Students in this hands-on program learn to build projects, and in recent years have fabricated a wind generator and have constructed a biodiesel processor.
The new workshop built by Mr. Van Beek and Mr. Gongwer included a bay door for easy access to vehicles si that the students can service campus and other vehicles with the biodiesel fuel they make. The fuel can be used in any vehicle with a diesel motor and is made from organic material such as the sesame oil discarded by The Raj Health Spa in Maharishi Vedic City.
The two students put in skylights to make more use of daylighting in order to save energy. And they used sun tubes to redirect sunlight to Sustainable Living offices that don’t have skylights.
Other retrofitting included insulation and the use of high-performance fixtures that consume less energy. Motion detectors are used to turn on lights only when a room or hallway is occupied.

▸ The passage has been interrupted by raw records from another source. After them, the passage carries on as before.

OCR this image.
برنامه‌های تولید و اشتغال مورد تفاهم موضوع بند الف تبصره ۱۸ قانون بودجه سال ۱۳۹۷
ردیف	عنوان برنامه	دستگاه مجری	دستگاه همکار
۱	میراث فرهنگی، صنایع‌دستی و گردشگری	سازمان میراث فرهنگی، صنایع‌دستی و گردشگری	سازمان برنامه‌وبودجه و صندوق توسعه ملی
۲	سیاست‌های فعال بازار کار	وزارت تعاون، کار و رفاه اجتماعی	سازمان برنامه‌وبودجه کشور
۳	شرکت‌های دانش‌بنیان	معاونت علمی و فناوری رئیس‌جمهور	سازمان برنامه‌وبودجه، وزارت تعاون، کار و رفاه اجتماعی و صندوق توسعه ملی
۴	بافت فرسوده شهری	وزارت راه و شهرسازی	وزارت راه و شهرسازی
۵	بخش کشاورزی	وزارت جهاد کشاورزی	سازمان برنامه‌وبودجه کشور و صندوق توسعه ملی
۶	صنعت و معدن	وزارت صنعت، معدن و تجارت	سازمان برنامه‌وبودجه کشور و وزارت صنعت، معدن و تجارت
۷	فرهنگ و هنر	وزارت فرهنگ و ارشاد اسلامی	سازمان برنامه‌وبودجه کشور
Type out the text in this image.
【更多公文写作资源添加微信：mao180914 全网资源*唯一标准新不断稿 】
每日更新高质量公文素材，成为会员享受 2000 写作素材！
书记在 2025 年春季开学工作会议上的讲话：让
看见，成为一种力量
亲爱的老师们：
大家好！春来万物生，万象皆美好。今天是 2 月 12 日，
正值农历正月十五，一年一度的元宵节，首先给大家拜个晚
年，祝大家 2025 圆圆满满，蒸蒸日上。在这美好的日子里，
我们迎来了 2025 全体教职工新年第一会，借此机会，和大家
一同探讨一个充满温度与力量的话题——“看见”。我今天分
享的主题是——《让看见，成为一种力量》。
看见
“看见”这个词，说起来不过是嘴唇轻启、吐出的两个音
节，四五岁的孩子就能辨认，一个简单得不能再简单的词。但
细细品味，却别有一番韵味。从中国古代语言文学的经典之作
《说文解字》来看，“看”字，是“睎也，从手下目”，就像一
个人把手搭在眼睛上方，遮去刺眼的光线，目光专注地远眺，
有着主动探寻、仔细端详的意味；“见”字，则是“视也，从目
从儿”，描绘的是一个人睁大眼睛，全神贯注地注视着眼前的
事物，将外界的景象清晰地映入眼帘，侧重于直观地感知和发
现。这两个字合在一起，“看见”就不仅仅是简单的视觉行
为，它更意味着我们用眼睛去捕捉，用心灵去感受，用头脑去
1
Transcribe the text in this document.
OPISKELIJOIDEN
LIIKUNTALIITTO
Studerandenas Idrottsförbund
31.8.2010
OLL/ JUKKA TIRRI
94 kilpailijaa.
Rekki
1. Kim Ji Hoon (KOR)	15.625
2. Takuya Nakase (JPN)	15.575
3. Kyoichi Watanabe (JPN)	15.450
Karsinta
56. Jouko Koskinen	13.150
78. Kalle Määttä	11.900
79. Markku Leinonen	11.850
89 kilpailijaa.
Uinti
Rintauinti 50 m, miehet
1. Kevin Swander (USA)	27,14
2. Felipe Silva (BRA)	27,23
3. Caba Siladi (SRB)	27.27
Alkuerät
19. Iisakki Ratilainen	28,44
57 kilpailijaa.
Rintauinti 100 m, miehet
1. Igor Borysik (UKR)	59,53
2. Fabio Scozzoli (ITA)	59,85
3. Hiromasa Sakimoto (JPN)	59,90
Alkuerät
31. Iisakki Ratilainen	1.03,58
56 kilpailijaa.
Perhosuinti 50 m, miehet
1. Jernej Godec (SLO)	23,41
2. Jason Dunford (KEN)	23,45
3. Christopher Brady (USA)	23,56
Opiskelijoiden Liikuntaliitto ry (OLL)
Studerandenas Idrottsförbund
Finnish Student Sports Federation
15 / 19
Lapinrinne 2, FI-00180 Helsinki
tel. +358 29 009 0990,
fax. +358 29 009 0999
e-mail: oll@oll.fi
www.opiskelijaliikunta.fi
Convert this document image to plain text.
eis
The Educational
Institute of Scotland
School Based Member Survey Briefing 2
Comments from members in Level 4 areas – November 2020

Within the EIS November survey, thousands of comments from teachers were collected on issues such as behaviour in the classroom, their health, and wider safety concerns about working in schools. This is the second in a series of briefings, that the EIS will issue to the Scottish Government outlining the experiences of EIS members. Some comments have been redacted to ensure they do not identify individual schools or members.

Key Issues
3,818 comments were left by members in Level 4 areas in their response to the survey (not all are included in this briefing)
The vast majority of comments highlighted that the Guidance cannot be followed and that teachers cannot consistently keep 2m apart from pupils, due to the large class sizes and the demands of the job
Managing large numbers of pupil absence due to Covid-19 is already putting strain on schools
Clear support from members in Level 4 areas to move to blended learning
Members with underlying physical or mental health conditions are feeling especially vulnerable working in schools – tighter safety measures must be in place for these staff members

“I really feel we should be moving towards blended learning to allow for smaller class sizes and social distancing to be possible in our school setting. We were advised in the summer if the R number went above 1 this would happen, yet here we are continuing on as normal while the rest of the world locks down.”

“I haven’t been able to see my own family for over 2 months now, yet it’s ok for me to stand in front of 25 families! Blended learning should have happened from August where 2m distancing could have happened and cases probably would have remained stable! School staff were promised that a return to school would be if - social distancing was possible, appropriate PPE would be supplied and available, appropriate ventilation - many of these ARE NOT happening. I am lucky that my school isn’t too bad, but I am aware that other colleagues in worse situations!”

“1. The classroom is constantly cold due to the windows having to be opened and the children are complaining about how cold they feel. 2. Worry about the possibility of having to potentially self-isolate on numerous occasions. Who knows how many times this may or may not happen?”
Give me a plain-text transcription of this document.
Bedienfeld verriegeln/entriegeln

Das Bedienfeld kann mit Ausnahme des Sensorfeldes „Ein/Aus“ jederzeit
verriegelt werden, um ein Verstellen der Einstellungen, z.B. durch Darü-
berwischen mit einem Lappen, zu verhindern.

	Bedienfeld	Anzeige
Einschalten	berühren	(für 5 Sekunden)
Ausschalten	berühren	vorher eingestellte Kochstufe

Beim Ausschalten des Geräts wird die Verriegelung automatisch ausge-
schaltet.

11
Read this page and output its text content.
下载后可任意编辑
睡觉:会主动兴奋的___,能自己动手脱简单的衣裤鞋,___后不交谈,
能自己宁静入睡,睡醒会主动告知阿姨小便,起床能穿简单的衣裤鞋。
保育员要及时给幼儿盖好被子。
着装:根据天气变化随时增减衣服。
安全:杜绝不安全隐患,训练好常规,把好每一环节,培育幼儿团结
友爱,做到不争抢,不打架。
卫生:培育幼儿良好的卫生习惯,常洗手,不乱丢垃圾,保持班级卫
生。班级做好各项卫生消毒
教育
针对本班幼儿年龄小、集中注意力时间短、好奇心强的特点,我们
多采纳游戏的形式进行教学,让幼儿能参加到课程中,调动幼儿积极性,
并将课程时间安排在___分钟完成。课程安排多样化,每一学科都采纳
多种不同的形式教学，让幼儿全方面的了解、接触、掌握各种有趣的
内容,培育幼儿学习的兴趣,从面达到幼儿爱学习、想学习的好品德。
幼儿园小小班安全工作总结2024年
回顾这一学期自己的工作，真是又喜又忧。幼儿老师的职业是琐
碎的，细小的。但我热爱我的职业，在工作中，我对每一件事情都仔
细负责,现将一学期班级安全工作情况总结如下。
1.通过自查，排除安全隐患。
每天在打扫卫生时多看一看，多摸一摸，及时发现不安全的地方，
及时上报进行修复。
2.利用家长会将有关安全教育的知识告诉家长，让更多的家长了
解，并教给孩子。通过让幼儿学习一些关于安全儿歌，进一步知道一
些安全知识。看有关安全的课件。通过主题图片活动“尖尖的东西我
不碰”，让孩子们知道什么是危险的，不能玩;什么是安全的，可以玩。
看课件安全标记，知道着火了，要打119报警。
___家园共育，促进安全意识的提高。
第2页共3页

Mr. Van Beek said this application of green technologies is not only better for the environment and saves the University money, but also vividly demonstrates the application of sustainable technologies.
Students in the Sustainable Living Program completed construction of a biodiesel processor in a recent course taught by Lonnie Gamble and are now hoping to use the fuel it makes to power University vehicles and to eventually set up a co-op to make fuel available to the community.
The processor is capable of producing up to 500 gallons of fuel a day. It uses discarded vegetable oil from restaurants as well as sesame oil and turns it into fuel via a chemical process.
“Our goal is to be more sustainable,” said Troy Van Beek, who helped build the processor. “Biodiesel fuel is cleaner and cheaper, and we’re not pumping natural resources out of the ground to make it.”
The fuel can be used by any vehicle with a diesel motor. Mr. Van Beek and classmate Robbie Gongwer are hoping to organize the charitable donation of vans that will use the biodiesel fuel. These vans will be used for activities such as field trips and to pick up new students at the airport and will be emblazoned with the words, “Maharishi University of Management Sustainable Living — Powered by Biodiesel.”
The students made the biodiesel processor from an old water heater and tubing. It is capable of producing 40 to 50 gallons per hour. The fuel processed so far has been tested and found to be of high quality, Mr. Van Beek said.
The goal is to integrate the use of biodiesel fuel into the University’s activities initially in order to test the product and work out the details. Once that program is in place, the students envision starting a co-op that would make fuel available to the community.
Mr. Van Beek and Mr. Gongwer said that the next step is to organize a core group of Sustainable Living students and other students who will focus on implementing the project. The tasks include monitoring the processor during production, storing the fuel, and making it available, as well as approaching sponsors and charitable organizations such as Charity Cars to secure the donation of vehicles.
They said that this core group will also focus on implementing wind and solar projects begun by the students.
A wind generator built by students is now helping to power the Sustainable Living department.
The silent generator, capable of producing up to 2,000 watts of power, is located on a 30-foot tower. Within the next year the generator and solar panels will provide all of the power for the Sustainable Living department.
Here is how the system generates electricity: the wind turns blades connected to powerful neodymium magnets, causing the magnets to go across coils and produce a charge. The resulting alternating current goes to a control room where rectifiers convert it to direct current for battery storage. An inverter then converts the current back to alternating current for use in the classroom.
Eventually the four-battery storage system will grow to a bank of 16, according to Julian Potter, a graduate now working for the University to implement sustainable technologies.
Students Robbie Gongwer and Troy Van Beek are also installing a new daylighting system with nine skylights, and other energy saving systems.